Début 2018, l’Aliansi Nasional Reformasi KUHP (« Alliance Nationale pour la Réforme du code pénal »), formée en 2005 par quelque quarante organisations de la société civile concernées par la réforme du code, demande au gouvernement de retirer le dernier brouillon, considéré notamment comme plus répressif que le code colonial.

En 2019, des milliers d’étudiants de Jakarta et de Bandung, deuxième agglomération urbaine du pays, manifestent devant le DPR contre le projet de nouveau code pénal et contre une loi qui diminue le pouvoir de la Commission pour l’éradication de la corruption (KPK). Les manifestants trouvent problématiques onze articles du projet dans lesquels constitueraient un délit, parmi lesquels l’offense au président ou au vice-président, l’avortement, sauf dans les cas de viol, le concubinage, l’offense à une religion, l’attentat à la pudeur entre personnes du même sexe.

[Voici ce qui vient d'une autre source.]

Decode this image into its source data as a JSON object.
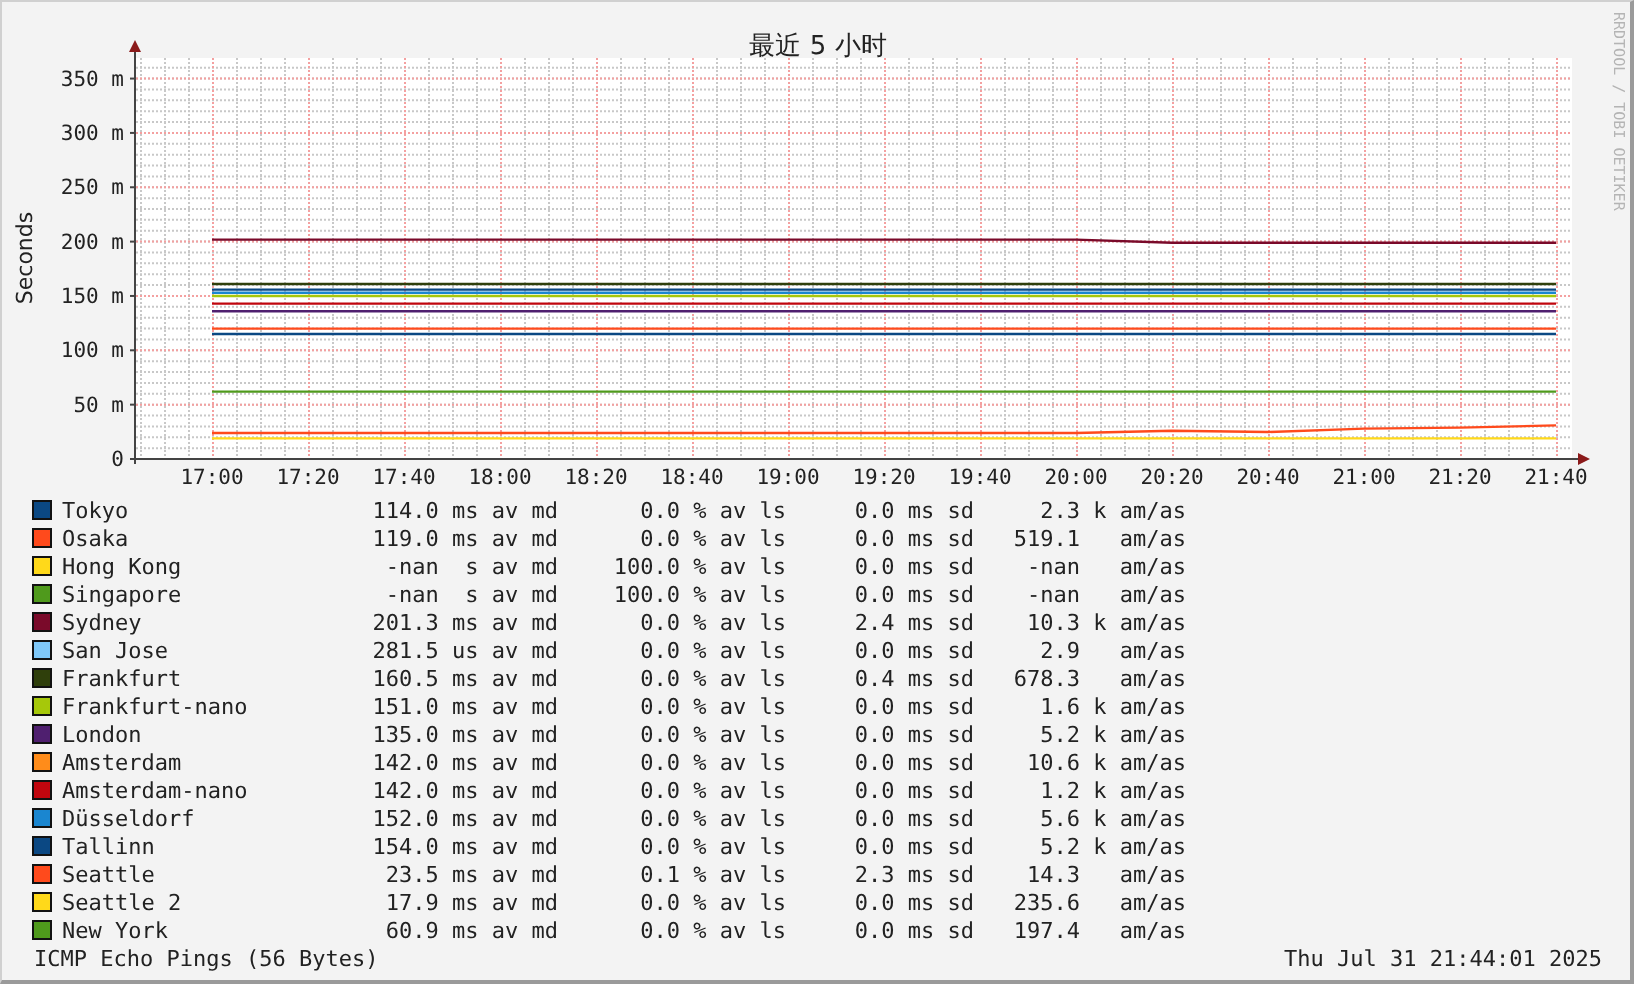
{
  "chart": {
    "credit": "RRDTOOL / TOBI OETIKER",
    "chart_data": {
      "type": "line",
      "title": "最近 5 小时",
      "ylabel": "Seconds",
      "grid": true,
      "categories": [
        "17:00",
        "17:20",
        "17:40",
        "18:00",
        "18:20",
        "18:40",
        "19:00",
        "19:20",
        "19:40",
        "20:00",
        "20:20",
        "20:40",
        "21:00",
        "21:20",
        "21:40"
      ],
      "ylim": [
        0,
        368
      ],
      "yticks": [
        {
          "value": 0,
          "label": "0"
        },
        {
          "value": 50,
          "label": "50 m"
        },
        {
          "value": 100,
          "label": "100 m"
        },
        {
          "value": 150,
          "label": "150 m"
        },
        {
          "value": 200,
          "label": "200 m"
        },
        {
          "value": 250,
          "label": "250 m"
        },
        {
          "value": 300,
          "label": "300 m"
        },
        {
          "value": 350,
          "label": "350 m"
        }
      ],
      "series": [
        {
          "name": "Tokyo",
          "color": "#0b4883",
          "values": [
            114,
            114,
            114,
            114,
            114,
            114,
            114,
            114,
            114,
            114,
            114,
            114,
            114,
            114,
            114
          ]
        },
        {
          "name": "Osaka",
          "color": "#ff4a1c",
          "values": [
            119,
            119,
            119,
            119,
            119,
            119,
            119,
            119,
            119,
            119,
            119,
            119,
            119,
            119,
            119
          ]
        },
        {
          "name": "Hong Kong",
          "color": "#ffd91a",
          "values": [
            null,
            null,
            null,
            null,
            null,
            null,
            null,
            null,
            null,
            null,
            null,
            null,
            null,
            null,
            null
          ]
        },
        {
          "name": "Singapore",
          "color": "#4f9a1c",
          "values": [
            null,
            null,
            null,
            null,
            null,
            null,
            null,
            null,
            null,
            null,
            null,
            null,
            null,
            null,
            null
          ]
        },
        {
          "name": "Sydney",
          "color": "#7a0a2a",
          "values": [
            201,
            201,
            201,
            201,
            201,
            201,
            201,
            201,
            201,
            201,
            198,
            198,
            198,
            198,
            198
          ]
        },
        {
          "name": "San Jose",
          "color": "#7fc8f8",
          "values": [
            null,
            null,
            null,
            null,
            null,
            null,
            null,
            null,
            null,
            null,
            null,
            null,
            null,
            null,
            null
          ]
        },
        {
          "name": "Frankfurt",
          "color": "#2f3f0b",
          "values": [
            160,
            160,
            160,
            160,
            160,
            160,
            160,
            160,
            160,
            160,
            160,
            160,
            160,
            160,
            160
          ]
        },
        {
          "name": "Frankfurt-nano",
          "color": "#a6c80a",
          "values": [
            149,
            149,
            149,
            149,
            149,
            149,
            149,
            149,
            149,
            149,
            149,
            149,
            149,
            149,
            149
          ]
        },
        {
          "name": "London",
          "color": "#4f1f6f",
          "values": [
            135,
            135,
            135,
            135,
            135,
            135,
            135,
            135,
            135,
            135,
            135,
            135,
            135,
            135,
            135
          ]
        },
        {
          "name": "Amsterdam",
          "color": "#ff8c1a",
          "values": [
            null,
            null,
            null,
            null,
            null,
            null,
            null,
            null,
            null,
            null,
            null,
            null,
            null,
            null,
            null
          ]
        },
        {
          "name": "Amsterdam-nano",
          "color": "#c0060e",
          "values": [
            142,
            142,
            142,
            142,
            142,
            142,
            142,
            142,
            142,
            142,
            142,
            142,
            142,
            142,
            142
          ]
        },
        {
          "name": "Düsseldorf",
          "color": "#1a86d0",
          "values": [
            152,
            152,
            152,
            152,
            152,
            152,
            152,
            152,
            152,
            152,
            152,
            152,
            152,
            152,
            152
          ]
        },
        {
          "name": "Tallinn",
          "color": "#0b4883",
          "values": [
            155,
            155,
            155,
            155,
            155,
            155,
            155,
            155,
            155,
            155,
            155,
            155,
            155,
            155,
            155
          ]
        },
        {
          "name": "Seattle",
          "color": "#ff4a1c",
          "values": [
            23,
            23,
            23,
            23,
            23,
            23,
            23,
            23,
            23,
            23,
            25,
            24,
            27,
            28,
            30
          ]
        },
        {
          "name": "Seattle 2",
          "color": "#ffd91a",
          "values": [
            18,
            18,
            18,
            18,
            18,
            18,
            18,
            18,
            18,
            18,
            18,
            18,
            18,
            18,
            18
          ]
        },
        {
          "name": "New York",
          "color": "#4f9a1c",
          "values": [
            61,
            61,
            61,
            61,
            61,
            61,
            61,
            61,
            61,
            61,
            61,
            61,
            61,
            61,
            61
          ]
        }
      ]
    }
  },
  "legend": [
    {
      "median": "114.0 ms av md",
      "loss": "0.0 % av ls",
      "stdev": "0.0 ms sd",
      "am_as": "2.3 k am/as"
    },
    {
      "median": "119.0 ms av md",
      "loss": "0.0 % av ls",
      "stdev": "0.0 ms sd",
      "am_as": "519.1   am/as"
    },
    {
      "median": "-nan  s av md",
      "loss": "100.0 % av ls",
      "stdev": "0.0 ms sd",
      "am_as": "-nan   am/as"
    },
    {
      "median": "-nan  s av md",
      "loss": "100.0 % av ls",
      "stdev": "0.0 ms sd",
      "am_as": "-nan   am/as"
    },
    {
      "median": "201.3 ms av md",
      "loss": "0.0 % av ls",
      "stdev": "2.4 ms sd",
      "am_as": "10.3 k am/as"
    },
    {
      "median": "281.5 us av md",
      "loss": "0.0 % av ls",
      "stdev": "0.0 ms sd",
      "am_as": "2.9   am/as"
    },
    {
      "median": "160.5 ms av md",
      "loss": "0.0 % av ls",
      "stdev": "0.4 ms sd",
      "am_as": "678.3   am/as"
    },
    {
      "median": "151.0 ms av md",
      "loss": "0.0 % av ls",
      "stdev": "0.0 ms sd",
      "am_as": "1.6 k am/as"
    },
    {
      "median": "135.0 ms av md",
      "loss": "0.0 % av ls",
      "stdev": "0.0 ms sd",
      "am_as": "5.2 k am/as"
    },
    {
      "median": "142.0 ms av md",
      "loss": "0.0 % av ls",
      "stdev": "0.0 ms sd",
      "am_as": "10.6 k am/as"
    },
    {
      "median": "142.0 ms av md",
      "loss": "0.0 % av ls",
      "stdev": "0.0 ms sd",
      "am_as": "1.2 k am/as"
    },
    {
      "median": "152.0 ms av md",
      "loss": "0.0 % av ls",
      "stdev": "0.0 ms sd",
      "am_as": "5.6 k am/as"
    },
    {
      "median": "154.0 ms av md",
      "loss": "0.0 % av ls",
      "stdev": "0.0 ms sd",
      "am_as": "5.2 k am/as"
    },
    {
      "median": "23.5 ms av md",
      "loss": "0.1 % av ls",
      "stdev": "2.3 ms sd",
      "am_as": "14.3   am/as"
    },
    {
      "median": "17.9 ms av md",
      "loss": "0.0 % av ls",
      "stdev": "0.0 ms sd",
      "am_as": "235.6   am/as"
    },
    {
      "median": "60.9 ms av md",
      "loss": "0.0 % av ls",
      "stdev": "0.0 ms sd",
      "am_as": "197.4   am/as"
    }
  ],
  "footer": {
    "description": "ICMP Echo Pings (56 Bytes)",
    "timestamp": "Thu Jul 31 21:44:01 2025"
  }
}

Confronté à cette vive opposition au projet de nouveau code, le ministère de la Justice invite l’Aliansi à une discussion en juin 2022. Celle-ci répond qu’elle rejette la ratification du projet s’il n’y a pas de discussion transparente ni de participation publique significative.

Finalement le 6 décembre 2022, le DPR vote le projet de loi, alors qu’il continue d’être rejeté par de nombreux secteurs de l’opinion. Le processus de rédaction et d’adoption légale d’un nouveau code pénal aura pris plus de cinq décennies. Au total, de 1964 à 2015 vingt-quatre brouillons auront été soumis.

Les raisons de la colère

Le résultat final est loin de tenir compte des demandes de la société civile. Dans un texte daté du jour-même de l’entrée en vigueur du nouveau code, l’hebdomadaire indonésien Tempo identifiait les principaux articles controversés, qui n’ont pas changé malgré les longs débats antérieurs.

De leur côté, diverses organisations de la société civile réagissaient en déclarant que le nouveau code pénal, ainsi que le nouveau code de procédure qui l’accompagne (Kitab Undang-Undang Hukum Acara Pidana ou KUHAP, adopté en novembre 2025 par le DPR), « peuvent porter atteinte aux libertés civiles et risquent de faire basculer le pays vers un État autoritaire, sur fond de rapports de plus en plus alarmistes visant les opposants au gouvernement, » pour reprendre les mots d’une journaliste du quotidien indonésien de langue anglaise The Jakarta Post dans son édition du 3 janvier.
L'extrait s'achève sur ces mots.